An international study published in July 2024 by Nature Communication is precisely interested in the first Martian geological period, described as Noachien. The core of Mars is still liquid, water flows on its surface and recent giant craters, as well as impact basins, dot its surface…
The different Martian climatic eras and their characteristics. © Jiacheng Liu & al (Nature Communication, 2024)
During the Noachian, Mars' atmosphere consisted mainly of carbon dioxide (CO2) and hydrogen, a reducing gas that prevents oxidation because it traps oxygen and water can exist in the liquid phase. This atmosphere then causes a strong greenhouse effect and Mars is a good place to live – if we put aside the cataclysmic bombings. Research in 2007 showed that the soil of this world was poor in iron at that time.

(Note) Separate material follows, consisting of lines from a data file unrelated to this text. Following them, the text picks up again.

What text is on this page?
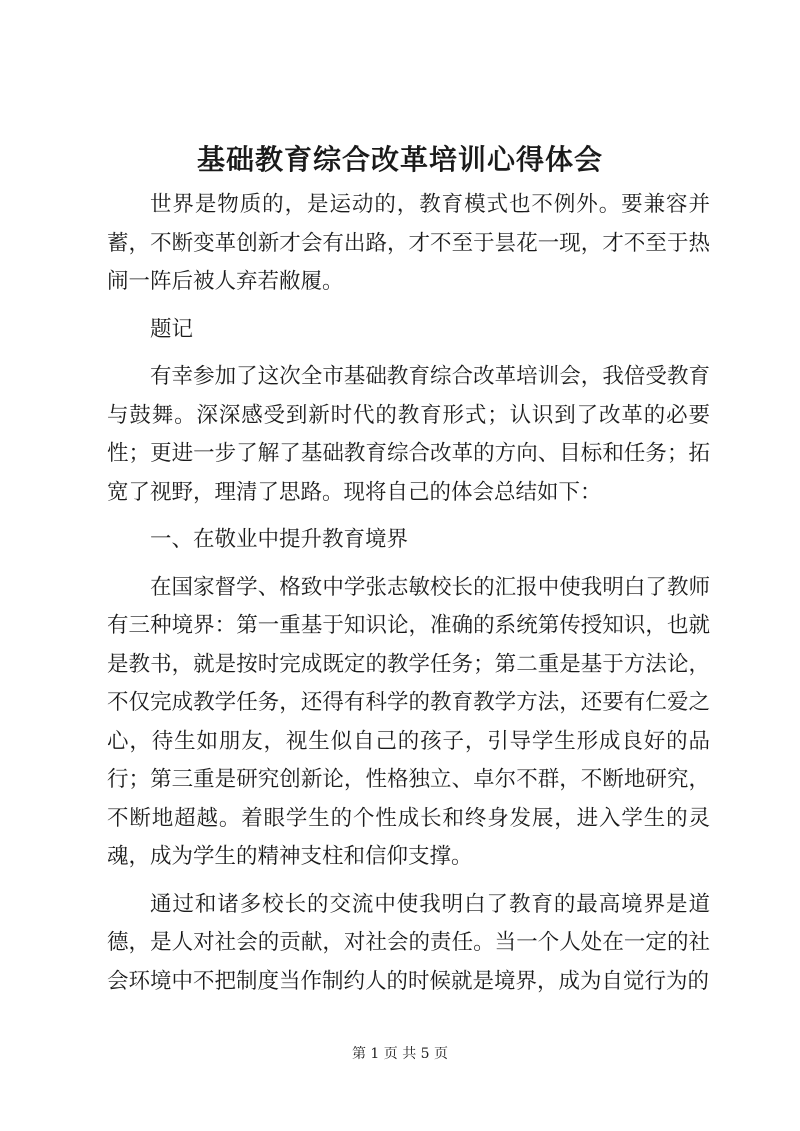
基础教育综合改革培训心得体会

世界是物质的，是运动的，教育模式也不例外。要兼容并蓄，不断变革创新才会有出路，才不至于昙花一现，才不至于热闹一阵后被人弃若敝履。

题记

有幸参加了这次全市基础教育综合改革培训会，我倍受教育与鼓舞。深深感受到新时代的教育形式；认识到了改革的必要性；更进一步了解了基础教育综合改革的方向、目标和任务；拓宽了视野，理清了思路。现将自己的体会总结如下：

一、在敬业中提升教育境界

在国家督学、格致中学张志敏校长的汇报中使我明白了教师有三种境界：第一重基于知识论，准确的系统第传授知识，也就是教书，就是按时完成既定的教学任务；第二重是基于方法论，不仅完成教学任务，还得有科学的教育教学方法，还要有仁爱之心，待生如朋友，视生似自己的孩子，引导学生形成良好的品行；第三重是研究创新论，性格独立、卓尔不群，不断地研究，不断地超越。着眼学生的个性成长和终身发展，进入学生的灵魂，成为学生的精神支柱和信仰支撑。

通过和诸多校长的交流中使我明白了教育的最高境界是道德，是人对社会的贡献，对社会的责任。当一个人处在一定的社会环境中不把制度当作制约人的时候就是境界，成为自觉行为的

第 1 页 共 5 页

We think that it is precisely liquid water that would have transported the iron, the latter being mobile depending on conditions of temperature, acidity and chemistry. The group of researchers therefore wanted to determine the different ages of Martian surfaces and their iron abundance to better understand climate transitions.
They thus showed that oxidation occurred during the Noachian era. They also found that iron abundance decreased with elevation (altitude) in early Mars, during the older Noachian era, but decreased with latitude (less iron toward the poles) in the more recent Noachian terrains.
The evolution of temperatures and iron content in the soil as a function of altitude during the Noachian. © Jiacheng Liu et al (Nature Communication, 2024)
This observation is correlated with that linked to the evolution of Martian temperatures: “Our finding suggests that the surface temperature of Mars gradually evolved from an altitude-dominant mode to a latitude-dominant mode, coupled with atmospheric oxidation during the Noachian.”they write. That is to say that during the Noachian, temperatures were mainly correlated with altitude, then with latitude. “We think atmospheric oxidation led Mars to become cold and bipolar in its history”they conclude.